Japanese are headed for the beach.
Plane and hotel bookings for Japan's spring travel season are soaring: reservations for points abroad have nearly doubled, while those for domestic destinations are up more than a third from last year, tour agencies said yesterday.
Travel agents say tourist traffic is getting back to normal now that SARS is no longer a threat. But some also say Japan's economic recovery is helping the uptick.
"Hawaii and Australia are particularly popular," said Hiroshi Ueno, a spokesman for JTB Corp, the country's largest travel agency. Rival agency Kinki Nippon Tourist says travelers want to go to resorts where they can "relax for long periods."
Thousands of Japanese take off for trips every year during the last week of April and the first week of May, when a string of national holidays create what Japanese have dubbed "Golden Week." This year, if holiday makers space their vacation days wisely, they can string together an 11-day break -- long by Japanese standards.
Many travelers' plans reflect this: Kinki Nippon said bookings for the Maldives -- a chain of 1,192 coral atolls southwest of India -- have tripled as vacationers take advantage of the lengthy break to travel long distances. The agency's reservations for New Zealand are up 140 percent, the company said.
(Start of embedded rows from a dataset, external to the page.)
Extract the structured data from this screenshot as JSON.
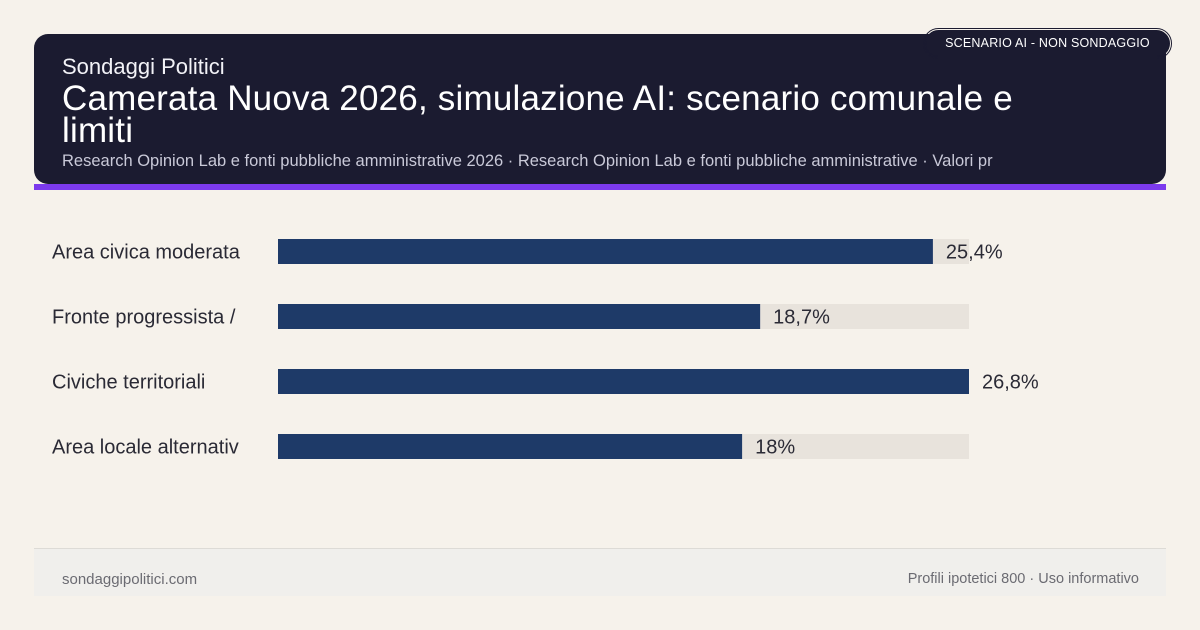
{
  "header": {
    "brand": "Sondaggi Politici",
    "title": "Camerata Nuova 2026, simulazione AI: scenario comunale e limiti",
    "subtitle": "Research Opinion Lab e fonti pubbliche amministrative 2026 · Research Opinion Lab e fonti pubbliche amministrative · Valori pr",
    "badge": "SCENARIO AI - NON SONDAGGIO"
  },
  "colors": {
    "header_bg": "#1b1b30",
    "accent": "#7c3aed",
    "bar": "#1e3a68",
    "track": "#e8e3dc",
    "background": "#f6f2eb"
  },
  "chart_data": {
    "type": "bar",
    "orientation": "horizontal",
    "categories": [
      "Area civica moderata",
      "Fronte progressista /",
      "Civiche territoriali",
      "Area locale alternativ"
    ],
    "values": [
      25.4,
      18.7,
      26.8,
      18
    ],
    "value_labels": [
      "25,4%",
      "18,7%",
      "26,8%",
      "18%"
    ],
    "xlim": [
      0,
      26.8
    ],
    "grid": false
  },
  "footer": {
    "site": "sondaggipolitici.com",
    "note": "Profili ipotetici 800 · Uso informativo"
  }
}
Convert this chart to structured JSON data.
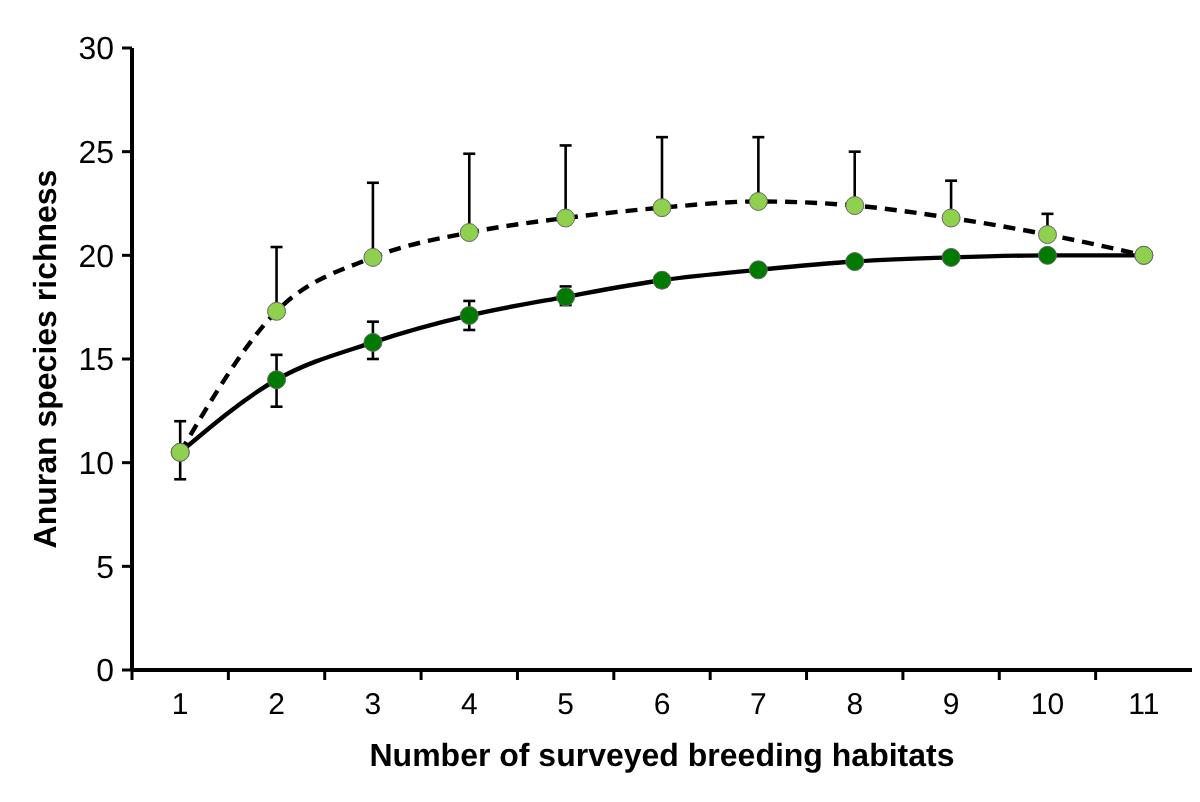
{
  "chart_data": {
    "type": "line",
    "xlabel": "Number of surveyed breeding habitats",
    "ylabel": "Anuran species richness",
    "x": [
      1,
      2,
      3,
      4,
      5,
      6,
      7,
      8,
      9,
      10,
      11
    ],
    "xlim": [
      0.5,
      11.5
    ],
    "xticks": [
      1,
      2,
      3,
      4,
      5,
      6,
      7,
      8,
      9,
      10,
      11
    ],
    "ylim": [
      0,
      30
    ],
    "yticks": [
      0,
      5,
      10,
      15,
      20,
      25,
      30
    ],
    "grid": false,
    "marker": "circle",
    "series": [
      {
        "color": "#007a00",
        "line_style": "solid",
        "values": [
          10.5,
          14.0,
          15.8,
          17.1,
          18.0,
          18.8,
          19.3,
          19.7,
          19.9,
          20.0,
          20.0
        ],
        "errors": [
          [
            9.2,
            10.5
          ],
          [
            12.7,
            15.2
          ],
          [
            15.0,
            16.8
          ],
          [
            16.4,
            17.8
          ],
          [
            17.6,
            18.5
          ],
          [
            18.5,
            19.0
          ],
          null,
          null,
          null,
          null,
          null
        ]
      },
      {
        "color": "#8fd14f",
        "line_style": "dashed",
        "values": [
          10.5,
          17.3,
          19.9,
          21.1,
          21.8,
          22.3,
          22.6,
          22.4,
          21.8,
          21.0,
          20.0
        ],
        "errors": [
          [
            10.5,
            12.0
          ],
          [
            17.3,
            20.4
          ],
          [
            19.9,
            23.5
          ],
          [
            21.1,
            24.9
          ],
          [
            21.8,
            25.3
          ],
          [
            22.3,
            25.7
          ],
          [
            22.6,
            25.7
          ],
          [
            22.4,
            25.0
          ],
          [
            21.8,
            23.6
          ],
          [
            21.0,
            22.0
          ],
          null
        ]
      }
    ]
  }
}
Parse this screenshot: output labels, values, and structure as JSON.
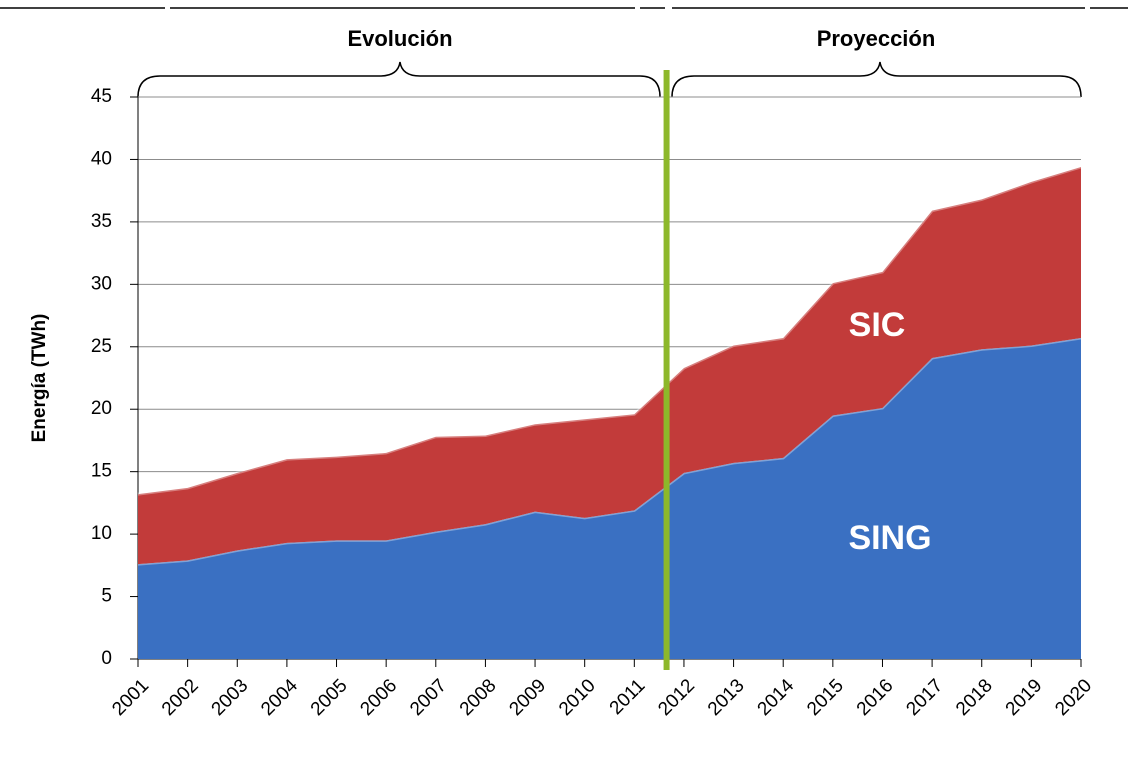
{
  "chart_data": {
    "type": "stacked-area",
    "y_label": "Energía (TWh)",
    "annotations": [
      "Evolución",
      "Proyección"
    ],
    "categories": [
      "2001",
      "2002",
      "2003",
      "2004",
      "2005",
      "2006",
      "2007",
      "2008",
      "2009",
      "2010",
      "2011",
      "2012",
      "2013",
      "2014",
      "2015",
      "2016",
      "2017",
      "2018",
      "2019",
      "2020"
    ],
    "series": [
      {
        "name": "SING",
        "color": "#3a70c2",
        "values": [
          7.6,
          7.9,
          8.7,
          9.3,
          9.5,
          9.5,
          10.2,
          10.8,
          11.8,
          11.3,
          11.9,
          14.9,
          15.7,
          16.1,
          19.5,
          20.1,
          24.1,
          24.8,
          25.1,
          25.7
        ]
      },
      {
        "name": "SIC",
        "color": "#c23b3a",
        "values": [
          5.6,
          5.8,
          6.2,
          6.7,
          6.7,
          7.0,
          7.6,
          7.1,
          7.0,
          7.9,
          7.7,
          8.4,
          9.4,
          9.6,
          10.6,
          10.9,
          11.8,
          12.0,
          13.1,
          13.7
        ]
      }
    ],
    "ylim": [
      0,
      45
    ],
    "yticks": [
      0,
      5,
      10,
      15,
      20,
      25,
      30,
      35,
      40,
      45
    ],
    "grid": true
  }
}
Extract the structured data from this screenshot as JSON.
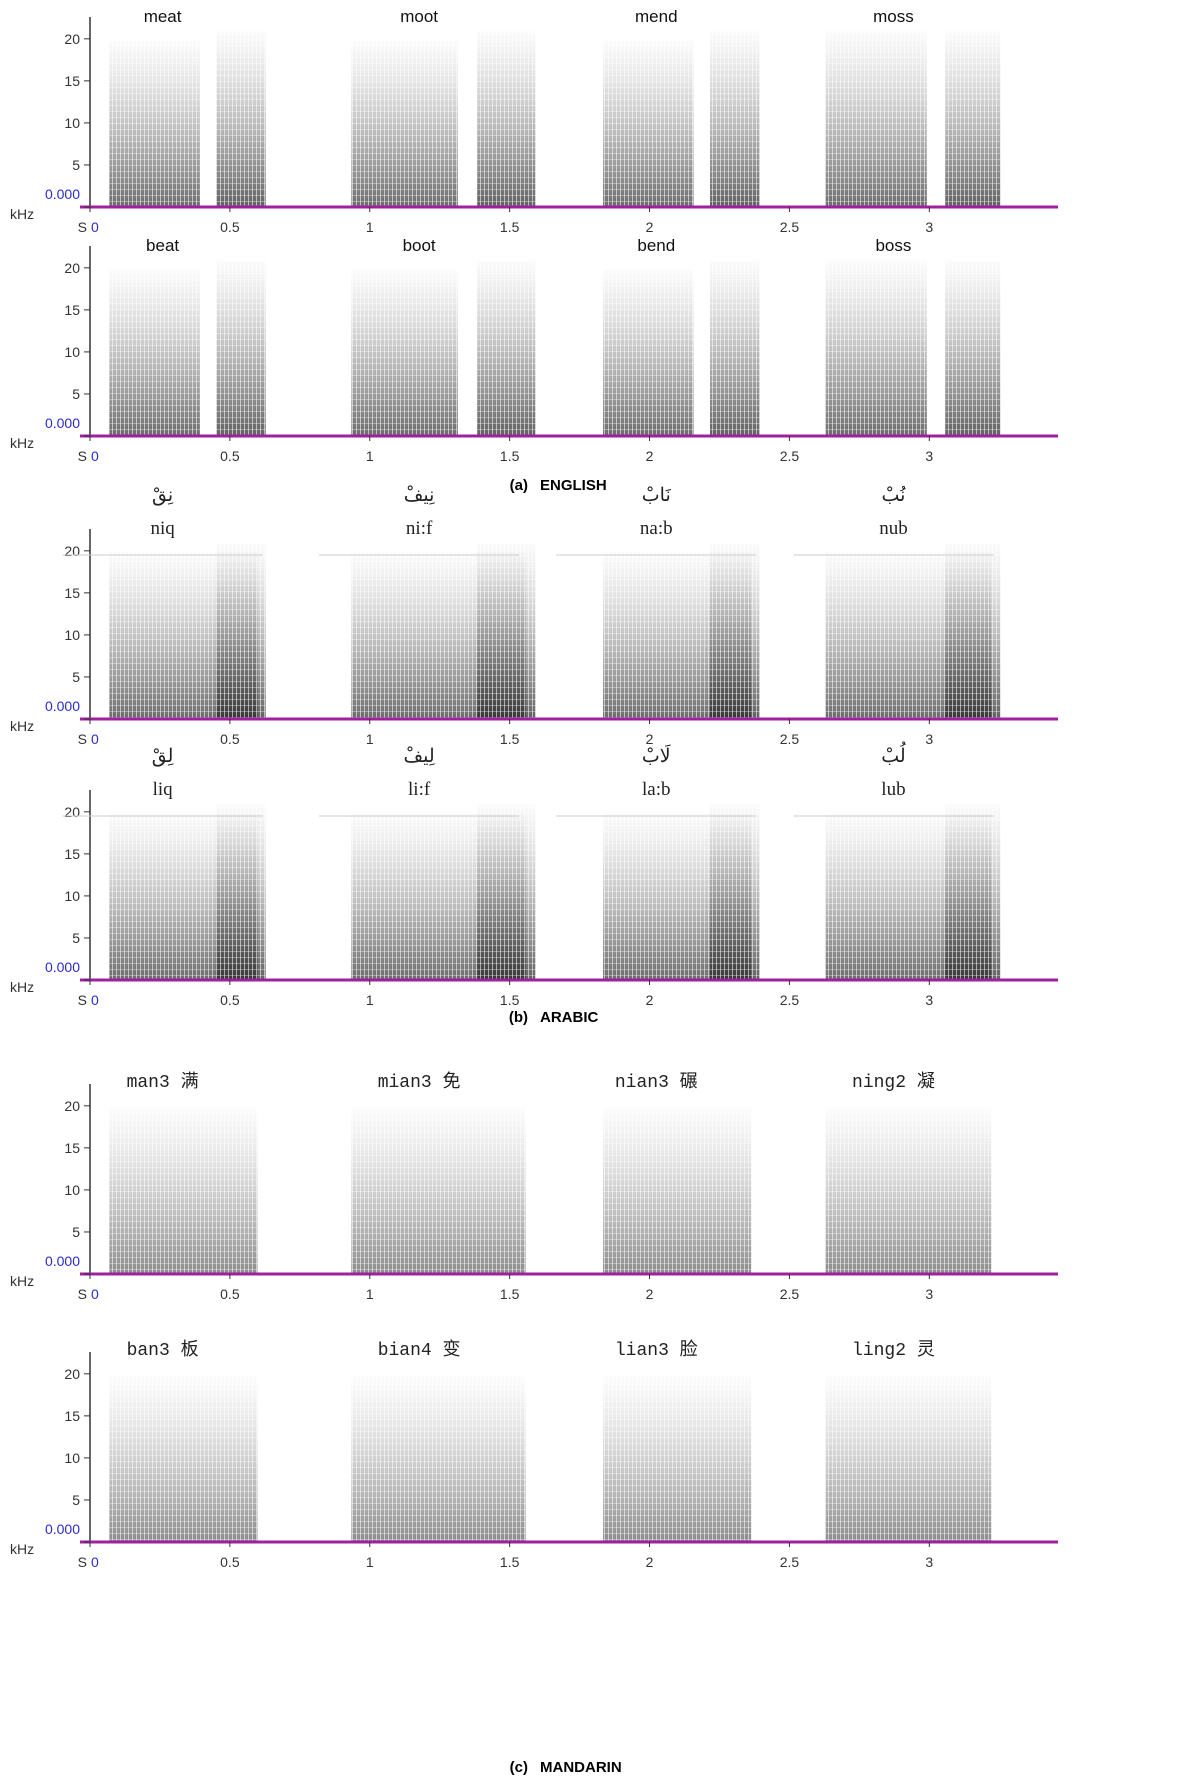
{
  "chart_data": [
    {
      "type": "spectrogram",
      "style": "english",
      "words": [
        "meat",
        "moot",
        "mend",
        "moss"
      ],
      "x_unit": "S",
      "y_unit": "kHz",
      "xlim": [
        0,
        3.46
      ],
      "ylim": [
        0,
        22
      ],
      "xticks": [
        0,
        0.5,
        1,
        1.5,
        2,
        2.5,
        3
      ],
      "yticks": [
        {
          "value": 0,
          "label": "0.000"
        },
        5,
        10,
        15,
        20
      ]
    },
    {
      "type": "spectrogram",
      "style": "english",
      "words": [
        "beat",
        "boot",
        "bend",
        "boss"
      ],
      "x_unit": "S",
      "y_unit": "kHz",
      "xlim": [
        0,
        3.46
      ],
      "ylim": [
        0,
        22
      ],
      "xticks": [
        0,
        0.5,
        1,
        1.5,
        2,
        2.5,
        3
      ],
      "yticks": [
        {
          "value": 0,
          "label": "0.000"
        },
        5,
        10,
        15,
        20
      ],
      "caption": [
        "(a)",
        "ENGLISH"
      ]
    },
    {
      "type": "spectrogram",
      "style": "arabic",
      "words": [
        "نِقْ",
        "نِيفْ",
        "نَابْ",
        "نُبْ"
      ],
      "transliterations": [
        "niq",
        "ni:f",
        "na:b",
        "nub"
      ],
      "x_unit": "S",
      "y_unit": "kHz",
      "xlim": [
        0,
        3.46
      ],
      "ylim": [
        0,
        22
      ],
      "xticks": [
        0,
        0.5,
        1,
        1.5,
        2,
        2.5,
        3
      ],
      "yticks": [
        {
          "value": 0,
          "label": "0.000"
        },
        5,
        10,
        15,
        20
      ]
    },
    {
      "type": "spectrogram",
      "style": "arabic",
      "words": [
        "لِقْ",
        "لِيفْ",
        "لَابْ",
        "لُبْ"
      ],
      "transliterations": [
        "liq",
        "li:f",
        "la:b",
        "lub"
      ],
      "x_unit": "S",
      "y_unit": "kHz",
      "xlim": [
        0,
        3.46
      ],
      "ylim": [
        0,
        22
      ],
      "xticks": [
        0,
        0.5,
        1,
        1.5,
        2,
        2.5,
        3
      ],
      "yticks": [
        {
          "value": 0,
          "label": "0.000"
        },
        5,
        10,
        15,
        20
      ],
      "caption": [
        "(b)",
        "ARABIC"
      ]
    },
    {
      "type": "spectrogram",
      "style": "mandarin",
      "words": [
        "man3 满",
        "mian3 免",
        "nian3 碾",
        "ning2 凝"
      ],
      "x_unit": "S",
      "y_unit": "kHz",
      "xlim": [
        0,
        3.46
      ],
      "ylim": [
        0,
        22
      ],
      "xticks": [
        0,
        0.5,
        1,
        1.5,
        2,
        2.5,
        3
      ],
      "yticks": [
        {
          "value": 0,
          "label": "0.000"
        },
        5,
        10,
        15,
        20
      ]
    },
    {
      "type": "spectrogram",
      "style": "mandarin",
      "words": [
        "ban3 板",
        "bian4 变",
        "lian3 脸",
        "ling2 灵"
      ],
      "x_unit": "S",
      "y_unit": "kHz",
      "xlim": [
        0,
        3.46
      ],
      "ylim": [
        0,
        22
      ],
      "xticks": [
        0,
        0.5,
        1,
        1.5,
        2,
        2.5,
        3
      ],
      "yticks": [
        {
          "value": 0,
          "label": "0.000"
        },
        5,
        10,
        15,
        20
      ],
      "caption": [
        "(c)",
        "MANDARIN"
      ]
    }
  ]
}
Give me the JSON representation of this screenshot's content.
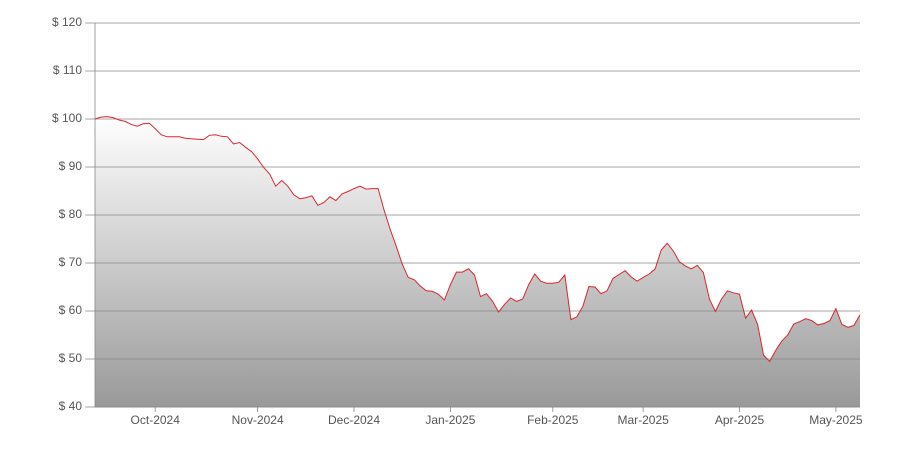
{
  "chart_data": {
    "type": "area-line",
    "categories": [
      null,
      null,
      null,
      null,
      null,
      null,
      null,
      null,
      null,
      null,
      "Oct-2024",
      null,
      null,
      null,
      null,
      null,
      null,
      null,
      null,
      null,
      null,
      null,
      null,
      null,
      null,
      null,
      null,
      "Nov-2024",
      null,
      null,
      null,
      null,
      null,
      null,
      null,
      null,
      null,
      null,
      null,
      null,
      null,
      null,
      null,
      "Dec-2024",
      null,
      null,
      null,
      null,
      null,
      null,
      null,
      null,
      null,
      null,
      null,
      null,
      null,
      null,
      null,
      "Jan-2025",
      null,
      null,
      null,
      null,
      null,
      null,
      null,
      null,
      null,
      null,
      null,
      null,
      null,
      null,
      null,
      null,
      "Feb-2025",
      null,
      null,
      null,
      null,
      null,
      null,
      null,
      null,
      null,
      null,
      null,
      null,
      null,
      null,
      "Mar-2025",
      null,
      null,
      null,
      null,
      null,
      null,
      null,
      null,
      null,
      null,
      null,
      null,
      null,
      null,
      null,
      "Apr-2025",
      null,
      null,
      null,
      null,
      null,
      null,
      null,
      null,
      null,
      null,
      null,
      null,
      null,
      null,
      null,
      "May-2025",
      null,
      null,
      null,
      null
    ],
    "values": [
      100,
      100.4,
      100.5,
      100.3,
      99.8,
      99.5,
      98.9,
      98.5,
      99,
      99.1,
      98,
      96.7,
      96.3,
      96.3,
      96.3,
      96,
      95.9,
      95.8,
      95.7,
      96.6,
      96.7,
      96.4,
      96.3,
      94.8,
      95.1,
      94.1,
      93.2,
      91.7,
      89.9,
      88.5,
      86,
      87.2,
      86,
      84.2,
      83.4,
      83.6,
      84,
      82,
      82.6,
      83.8,
      83,
      84.4,
      84.9,
      85.5,
      86,
      85.4,
      85.5,
      85.5,
      81,
      77,
      73.5,
      69.8,
      67,
      66.5,
      65.2,
      64.2,
      64.1,
      63.5,
      62.3,
      65.5,
      68.1,
      68.1,
      68.8,
      67.5,
      63,
      63.6,
      62,
      59.8,
      61.4,
      62.7,
      62,
      62.5,
      65.5,
      67.7,
      66.2,
      65.8,
      65.8,
      66,
      67.5,
      58.2,
      58.8,
      61,
      65.1,
      65,
      63.6,
      64.2,
      66.8,
      67.6,
      68.4,
      67.1,
      66.2,
      67,
      67.7,
      68.8,
      72.7,
      74.1,
      72.5,
      70.3,
      69.4,
      68.8,
      69.5,
      68,
      62.5,
      59.9,
      62.5,
      64.2,
      63.8,
      63.5,
      58.5,
      60.2,
      57.2,
      50.8,
      49.5,
      51.8,
      53.7,
      55,
      57.3,
      57.8,
      58.4,
      58,
      57.1,
      57.4,
      58,
      60.5,
      57.2,
      56.6,
      57,
      59.2
    ],
    "color": "#d9262e",
    "fill_gradient": [
      "#ffffff",
      "#999999"
    ],
    "ylim": [
      40,
      120
    ],
    "yticks": [
      {
        "value": 40,
        "label": "$ 40"
      },
      {
        "value": 50,
        "label": "$ 50"
      },
      {
        "value": 60,
        "label": "$ 60"
      },
      {
        "value": 70,
        "label": "$ 70"
      },
      {
        "value": 80,
        "label": "$ 80"
      },
      {
        "value": 90,
        "label": "$ 90"
      },
      {
        "value": 100,
        "label": "$ 100"
      },
      {
        "value": 110,
        "label": "$ 110"
      },
      {
        "value": 120,
        "label": "$ 120"
      }
    ],
    "grid": true
  }
}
Indonesia's Bali and the Malaysian island resort of Penang are also hot destinations.
Ueno said the rebound will bring the number of overseas travelers back to where it was in 2002, the year before the outbreak of severe acute respiratory syndrome in Asia and Canada prompted thousands of Japanese to stay at home. SARS and the war in Iraq caused a 20 percent drop in overseas travel from Japan last year.
Domestically, top destinations for Tokyoites include the northern island of Hokkaido, where spring should be at its zenith in late April. Universal Studios Japan, in the western city of Osaka, will also attract travelers, both JTB and Kinki Nippon said.
Japan's recovering economy, which lifted average corporate employee bonuses for the first time in two years this winter, also seems to be encouraging the travel rebound.
"Golden Week tours are expensive compared to the regular season," said Eiko Sato, a spokeswoman for Kinki Nippon Tourist. "The economy is improving a bit and this may be having an impact on the rise."
The domestic travel industry got a boost yesterday when the country's meteorological agency officially declared the start of the eagerly-awaited cherry blossom season in Tokyo, the second-earliest blooming date on record for the capital.
Millions of Japanese flock to "hanami" cherry-blossom viewing parties every year, wining and dining day and night under the trees with neighbors and colleagues.
An agency official confirmed that more than 10 buds on a designated Somei-Yoshino cherry tree planted in the grounds of Yasukuni shrine, central Tokyo, came into bloom yesterday morning.